La mauvaise littérature de Gisèle Bienne

Publié le par Alexandre Anizy

            S'il n'y avait que les bons sentiments...

 

 

            Le récit de Gisèle Bienne titré La malchimie (Actes Sud, 2019) aurait pu être une charge terrible contre la chimie de l'agriculture productiviste et de la médecine curative (quand elle dépasse les bornes de la raison). Au lieu de cela, l'auteur digresse : « Je suis allée me chercher une bière à la cuisine. Il me restait à préparer la prochaine séance de l'atelier d'écriture que j'animais dans un quartier de la ville, une vingtaine de personnes écrivaient sur le thème des maisons, tout ce qui tient lieu de maison aux humains sur la Terre. Leurs textes étaient bons et les séances se déroulaient dans une atmosphère amicale. » (p7/143)

            Bien sûr, elle écrit pourquoi son frère Sylvain (1) se retrouve à l'hôpital avec une leucémie aiguë : « Je suis étudiante et il conduit le tracteur de son patron, laboure, ensemence, moissonne les champs de son patron et les "traite". "Traiter", il a commencé jeune. On traite contre les maladies, pour les rendements, la propreté. On traite dans la plaine de façon préventive, curative, et intensive toujours. On traite, c'est radical et ça rapporte. Les engrais, les produits phytosanitaires, la terre absorbe tout cela. Son blé, aux épis drus et courts sur tige, donne en moyenne cent quintaux à l'hectare, dans certains endroits ça grimpe à cent dix ou cent vingt quintaux, on les appelle les "120". La plaine et le vignoble sont gâtés "côté traitements", la vigne cinq fois plus peut-être que les champs.» (p13/143)

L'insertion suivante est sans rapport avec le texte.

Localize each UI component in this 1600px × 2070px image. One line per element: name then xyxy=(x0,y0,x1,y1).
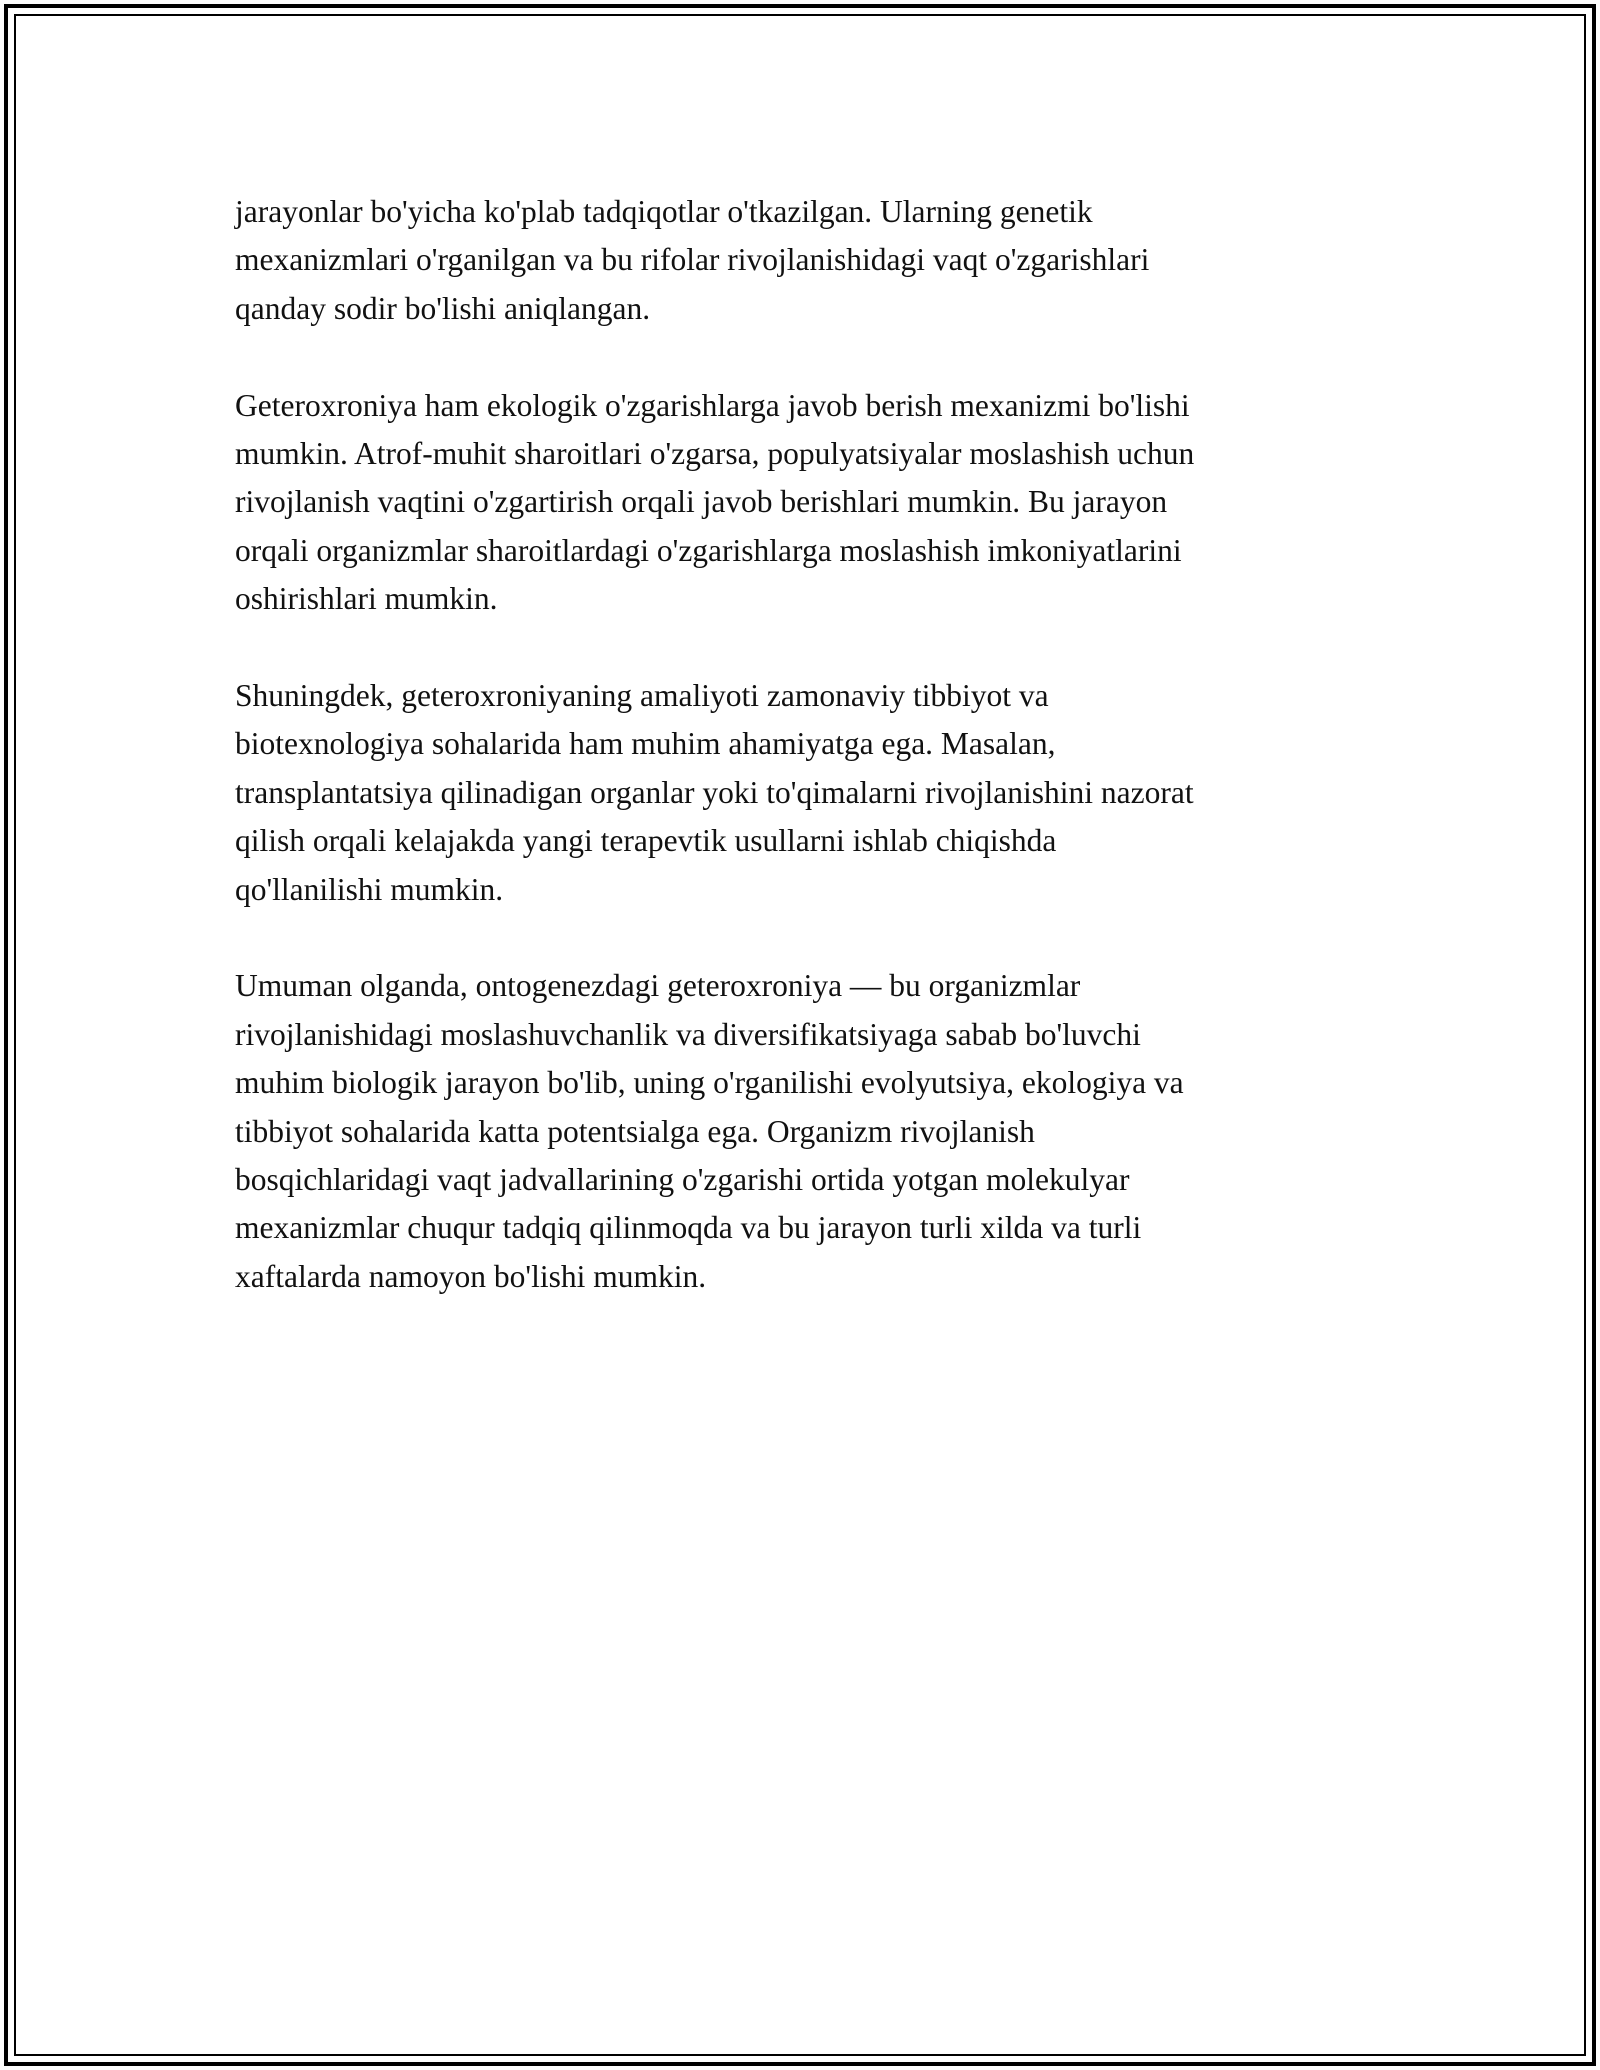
text-line: bosqichlaridagi vaqt jadvallarining o'zgarishi ortida yotgan molekulyar xyxy=(235,1162,1130,1198)
text-line: mexanizmlar chuqur tadqiq qilinmoqda va bu jarayon turli xilda va turli xyxy=(235,1210,1142,1246)
text-line: Geteroxroniya ham ekologik o'zgarishlarga javob berish mexanizmi bo'lishi xyxy=(235,387,1190,423)
paragraph-2 xyxy=(235,382,1370,624)
paragraph-spacer xyxy=(235,333,1370,381)
text-line: qanday sodir bo'lishi aniqlangan. xyxy=(235,290,651,326)
text-line: rivojlanishidagi moslashuvchanlik va diversifikatsiyaga sabab bo'luvchi xyxy=(235,1016,1141,1052)
text-line: rivojlanish vaqtini o'zgartirish orqali javob berishlari mumkin. Bu jarayon xyxy=(235,484,1168,520)
paragraph-1 xyxy=(235,188,1370,333)
text-line: xaftalarda namoyon bo'lishi mumkin. xyxy=(235,1258,707,1294)
text-line: orqali organizmlar sharoitlardagi o'zgarishlarga moslashish imkoniyatlarini xyxy=(235,532,1182,568)
text-line: qilish orqali kelajakda yangi terapevtik usullarni ishlab chiqishda xyxy=(235,823,1057,859)
text-line: biotexnologiya sohalarida ham muhim ahamiyatga ega. Masalan, xyxy=(235,726,1056,762)
text-line: muhim biologik jarayon bo'lib, uning o'rganilishi evolyutsiya, ekologiya va xyxy=(235,1065,1184,1101)
text-line: Shuningdek, geteroxroniyaning amaliyoti zamonaviy tibbiyot va xyxy=(235,678,1049,714)
text-line: mexanizmlari o'rganilgan va bu rifolar rivojlanishidagi vaqt o'zgarishlari xyxy=(235,242,1150,278)
text-line: mumkin. Atrof-muhit sharoitlari o'zgarsa, populyatsiyalar moslashish uchun xyxy=(235,436,1195,472)
text-line: tibbiyot sohalarida katta potentsialga ega. Organizm rivojlanish xyxy=(235,1113,1035,1149)
text-line: qo'llanilishi mumkin. xyxy=(235,871,504,907)
paragraph-3 xyxy=(235,672,1370,914)
paragraph-spacer xyxy=(235,624,1370,672)
paragraph-4 xyxy=(235,962,1370,1301)
document-body xyxy=(235,188,1370,1301)
paragraph-spacer xyxy=(235,914,1370,962)
text-line: transplantatsiya qilinadigan organlar yoki to'qimalarni rivojlanishini nazorat xyxy=(235,774,1194,810)
text-line: jarayonlar bo'yicha ko'plab tadqiqotlar o'tkazilgan. Ularning genetik xyxy=(235,194,1093,229)
text-line: oshirishlari mumkin. xyxy=(235,581,498,617)
text-line: Umuman olganda, ontogenezdagi geteroxroniya — bu organizmlar xyxy=(235,968,1081,1004)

            Plus loin elle précise : « Le vignoble de Champagne est parmi les plus pollués de France et on n'en souffle mot, le silence est d'or et l'or est dans les bouteilles. » (p16/143) La balance commerciale de la France mérite-t-elle cette indulgence ? Est-on si bien placé pour vilipender la "viande pharmaceutique" (2) des Ricains ou des Argentins ?  

            Bien sûr Gisèle Bienne a des fulgurances, qu'elle rédige maladroitement : « La visiteuse m'instruit, Bayer vous submerge de ses produits phytosanitaires qui vous détruisent à petit feu, vous amène à abandonner vos champs pour une chambre stérile et fabrique des cathéters et des poches de chimio. Diabolique, non ? » (p15/143)

            Mais dans un récit titré La malchimie, que viennent faire l'Algérien du tramway et la triste histoire d'Albertine Sarrazin ? Du remplissage émotionnel. "Hors sujet", aurait écrit Mme Canini (3), en rouge et dans la marge de la copie.

 

 

            Inutile d'éreinter longuement cet ouvrage mal fichu : comme les mercaticiens, disons que la promesse produit n'est pas tenue. C'est dommage.

 

 

Alexandre Anizy

 

 

(1) Un enfant qui lisait Kit Carson et Buck John.

(2) Avec hormones, antibiotiques, etc.

(3) Mme Canini était professeur de Français et Latin au lycée Margueritte de Verdun.